Austin Water spokesperson Jason Hill is working closely with the task force. He says all possibilities are on the table; the group is weighing the pros and cons of every solution, from transferring water during times of plenty and storing it in underground aquifers to adding a special biodegradable powder on the lake’s surface that would reduce evaporation by 15 to 20 percent. “There isn’t one option,” Hill says. “There’s not going to be one silver bullet.”

The City of Austin’s main water source comes from Lakes Buchanan and Travis, both Colorado River reservoirs. State Climatologist John Nielson Gammon says the persistent drought has restricted river flows to a record low.

“Even if [Austin’s river sources] were to get, say, an inch of rain everyday for five days, they would still be having the driest period on record for the length of time the drought has gone on. So we’ve got a long way to go to end the drought,” says Gammon. Lake levels are now below 40 percent, according to Austin Water.

That’s why the city has Stage Two drought restrictions in place. Many Austinites have already begun implementing their own conservation efforts. “Our customers here in the Austin area have done a fantastic job of responding [to the drought]," Hill says. “Overall water, our gallons per capita have dropped significantly over the last three, four years, during the time of this drought.” 

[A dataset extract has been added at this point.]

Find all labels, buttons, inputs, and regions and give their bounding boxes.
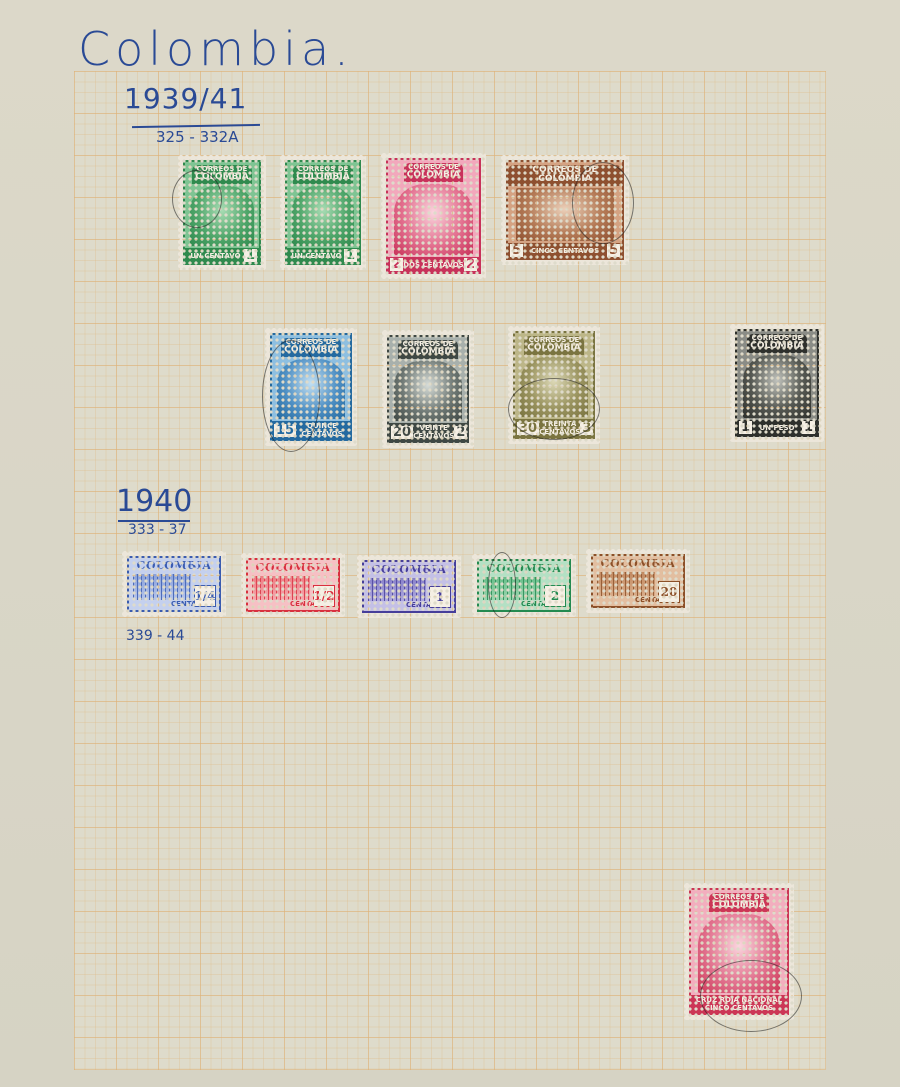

The City of Austin isn’t the only municipality in Central Texas implementing conservation measures. In Lakeway, officials announced May 20 that they would be banning all building permits for new pools. Although KEYE-TV reports some residents are not happy with the decision, Lakeway communications coordinator Devin Monk says “We would ask them to weigh that use versus having water to drink, water to bathe, water for their families – just to make a decision that would not only be best for them, to live here, but also for their community.”

Could Austin follow suit? Jason Hill says it’s not out of the question. “Of course as the lakes get lower and the inflows continue to be at record lows, most outdoor water use is going to be restricted; that's the reality when you have water supply that continues to dwindle.”

If Austin does enter Stage 3 restrictions, the city’s plan would further restrict residential and commercial watering, as well as prohibit all luxury water uses such as car washing, splash pads, spas, and fountains.

“We have quit watering our lawn, and have removed the trees that were not native that used too much water,” says Jim Marsden, a life-long Texan. However, many younger Austinites say they were unaware of the situation facing the city. “There’s some brown looking grass around here at least,” says University of Texas student Abby Pernergast, when asked if she could think of any signs of drought in Austin.

For Joe Bob Marlett, it’s a matter of everyday choices.  “What I try to do is turn off the water faucet while I’m brushing my teeth, take shorter showers, just general stuff like that.” As the drought continues – as is predicted – Austinites may find that such conservation is no longer a choice, but a city requirement.